M. E. Fisher, Scaling, universality and renormalization group theory, in Critical Phenomena, Springer Lecture Notes in Physics 186 (1983). Upper critical dimension and dangerous irrelevant variables; breakdown of hyperscaling at $d > 4$.
F. Kos, D. Poland, D. Simmons-Duffin, Precision islands in the Ising and O(N) models, Phys. Rev. D 93, 036404 (2016). Precise 3D Ising exponents from the conformal bootstrap; used for the 3D check in Step 8.
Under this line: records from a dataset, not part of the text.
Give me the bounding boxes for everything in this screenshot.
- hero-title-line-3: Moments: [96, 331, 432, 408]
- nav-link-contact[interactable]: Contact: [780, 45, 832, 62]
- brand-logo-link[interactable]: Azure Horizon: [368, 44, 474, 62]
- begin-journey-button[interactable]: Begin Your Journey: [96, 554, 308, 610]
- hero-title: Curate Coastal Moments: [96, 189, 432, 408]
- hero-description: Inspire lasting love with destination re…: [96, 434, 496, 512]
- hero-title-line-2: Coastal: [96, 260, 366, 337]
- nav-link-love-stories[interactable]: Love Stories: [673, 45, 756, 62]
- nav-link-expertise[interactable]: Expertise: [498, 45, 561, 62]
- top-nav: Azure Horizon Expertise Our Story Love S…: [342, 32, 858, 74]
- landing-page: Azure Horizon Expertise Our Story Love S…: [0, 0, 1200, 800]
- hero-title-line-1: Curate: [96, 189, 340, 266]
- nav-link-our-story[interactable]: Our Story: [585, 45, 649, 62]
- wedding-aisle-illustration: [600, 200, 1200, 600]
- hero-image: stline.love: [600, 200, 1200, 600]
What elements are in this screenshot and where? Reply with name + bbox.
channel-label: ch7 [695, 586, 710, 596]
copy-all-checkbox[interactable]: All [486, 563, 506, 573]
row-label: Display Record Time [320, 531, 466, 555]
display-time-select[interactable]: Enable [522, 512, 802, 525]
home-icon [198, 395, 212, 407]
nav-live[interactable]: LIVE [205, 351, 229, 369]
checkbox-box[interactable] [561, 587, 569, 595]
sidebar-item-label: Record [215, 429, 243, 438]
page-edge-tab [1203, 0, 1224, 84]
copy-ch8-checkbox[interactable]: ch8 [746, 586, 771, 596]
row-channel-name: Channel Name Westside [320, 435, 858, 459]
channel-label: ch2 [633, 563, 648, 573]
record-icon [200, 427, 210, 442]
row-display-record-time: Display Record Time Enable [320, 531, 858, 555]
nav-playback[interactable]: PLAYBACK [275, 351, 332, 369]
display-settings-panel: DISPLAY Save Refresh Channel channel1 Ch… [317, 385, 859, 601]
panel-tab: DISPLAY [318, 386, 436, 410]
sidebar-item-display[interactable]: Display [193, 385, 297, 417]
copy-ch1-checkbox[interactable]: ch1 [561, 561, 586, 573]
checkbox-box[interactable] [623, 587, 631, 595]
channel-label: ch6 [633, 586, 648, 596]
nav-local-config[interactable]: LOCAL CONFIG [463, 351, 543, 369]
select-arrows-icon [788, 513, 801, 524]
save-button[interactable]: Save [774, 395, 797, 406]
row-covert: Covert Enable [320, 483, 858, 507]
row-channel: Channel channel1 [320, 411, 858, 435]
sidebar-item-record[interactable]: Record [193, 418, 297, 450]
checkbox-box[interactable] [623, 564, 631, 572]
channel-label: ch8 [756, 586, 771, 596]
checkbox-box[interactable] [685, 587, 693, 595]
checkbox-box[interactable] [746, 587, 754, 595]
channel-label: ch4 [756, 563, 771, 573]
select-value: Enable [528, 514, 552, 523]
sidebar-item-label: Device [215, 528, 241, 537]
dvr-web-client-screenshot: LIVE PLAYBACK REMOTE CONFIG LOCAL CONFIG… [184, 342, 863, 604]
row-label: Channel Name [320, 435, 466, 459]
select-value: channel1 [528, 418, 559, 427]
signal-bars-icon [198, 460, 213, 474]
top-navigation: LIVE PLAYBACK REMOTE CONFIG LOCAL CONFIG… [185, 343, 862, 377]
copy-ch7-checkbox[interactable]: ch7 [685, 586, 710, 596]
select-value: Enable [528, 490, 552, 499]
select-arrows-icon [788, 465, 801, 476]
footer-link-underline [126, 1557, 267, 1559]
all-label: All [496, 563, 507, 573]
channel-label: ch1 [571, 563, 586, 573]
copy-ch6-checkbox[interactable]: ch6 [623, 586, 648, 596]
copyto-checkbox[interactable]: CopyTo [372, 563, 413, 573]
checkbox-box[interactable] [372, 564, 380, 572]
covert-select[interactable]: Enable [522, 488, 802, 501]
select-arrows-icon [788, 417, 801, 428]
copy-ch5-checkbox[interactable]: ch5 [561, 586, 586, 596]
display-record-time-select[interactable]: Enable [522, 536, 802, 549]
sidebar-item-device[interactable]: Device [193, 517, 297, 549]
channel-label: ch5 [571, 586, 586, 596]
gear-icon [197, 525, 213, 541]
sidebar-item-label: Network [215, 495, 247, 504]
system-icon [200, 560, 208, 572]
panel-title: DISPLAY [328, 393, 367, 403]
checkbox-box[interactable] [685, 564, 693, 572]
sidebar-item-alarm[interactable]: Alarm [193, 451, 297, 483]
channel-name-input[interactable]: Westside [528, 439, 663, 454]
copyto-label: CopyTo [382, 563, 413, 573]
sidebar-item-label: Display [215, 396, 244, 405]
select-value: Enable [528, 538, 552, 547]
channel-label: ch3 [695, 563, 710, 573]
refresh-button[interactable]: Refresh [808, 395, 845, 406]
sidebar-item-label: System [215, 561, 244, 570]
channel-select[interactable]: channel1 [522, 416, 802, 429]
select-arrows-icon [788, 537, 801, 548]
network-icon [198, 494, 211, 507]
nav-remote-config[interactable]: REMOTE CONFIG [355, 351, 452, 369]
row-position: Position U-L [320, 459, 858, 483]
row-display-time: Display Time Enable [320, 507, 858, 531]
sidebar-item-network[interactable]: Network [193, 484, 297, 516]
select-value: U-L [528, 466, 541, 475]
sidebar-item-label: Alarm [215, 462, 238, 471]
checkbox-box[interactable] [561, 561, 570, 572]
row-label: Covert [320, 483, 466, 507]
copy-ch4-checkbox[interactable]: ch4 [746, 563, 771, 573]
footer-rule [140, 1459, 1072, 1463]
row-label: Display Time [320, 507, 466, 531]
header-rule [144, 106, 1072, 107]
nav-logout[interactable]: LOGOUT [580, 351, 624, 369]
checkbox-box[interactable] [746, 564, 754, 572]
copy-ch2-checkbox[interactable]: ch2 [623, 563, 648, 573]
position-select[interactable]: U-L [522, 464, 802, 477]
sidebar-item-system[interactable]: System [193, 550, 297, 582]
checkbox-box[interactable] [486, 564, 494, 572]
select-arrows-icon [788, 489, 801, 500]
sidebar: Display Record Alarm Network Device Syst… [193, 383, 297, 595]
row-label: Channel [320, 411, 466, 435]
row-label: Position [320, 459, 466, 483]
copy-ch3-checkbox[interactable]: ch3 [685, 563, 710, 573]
J. Cardy, Scaling and Renormalization in Statistical Physics, Cambridge University Press (1996), Ch. 3. Textbook treatment of scaling relations from the RG point of view.

Used by

Ising universality class — the exponent table is stored in src/universalities/Ising2D.jl using Rational{Int} values that satisfy all four scaling relations exactly; similarly for the 3D and mean-field entries.
ising-cft-primary-operators — provides the two CFT scaling dimensions $(\Delta_{\sigma}, \Delta_{\varepsilon}) = (1/8, 1)$ from which all six thermodynamic exponents are derived in Step 6 above.
yang-magnetization-toeplitz — microscopic derivation of $\beta = 1/8$ from the Toeplitz determinant, cross-checked against $\beta = \nu\,\Delta_{\sigma}$ here.
Percolation universality, Potts universality, KPZ universality, O(N) universality, Mean-field universality — same four scaling relations, different exponent tuples; QAtlas verifies each with Rational{Int} arithmetic.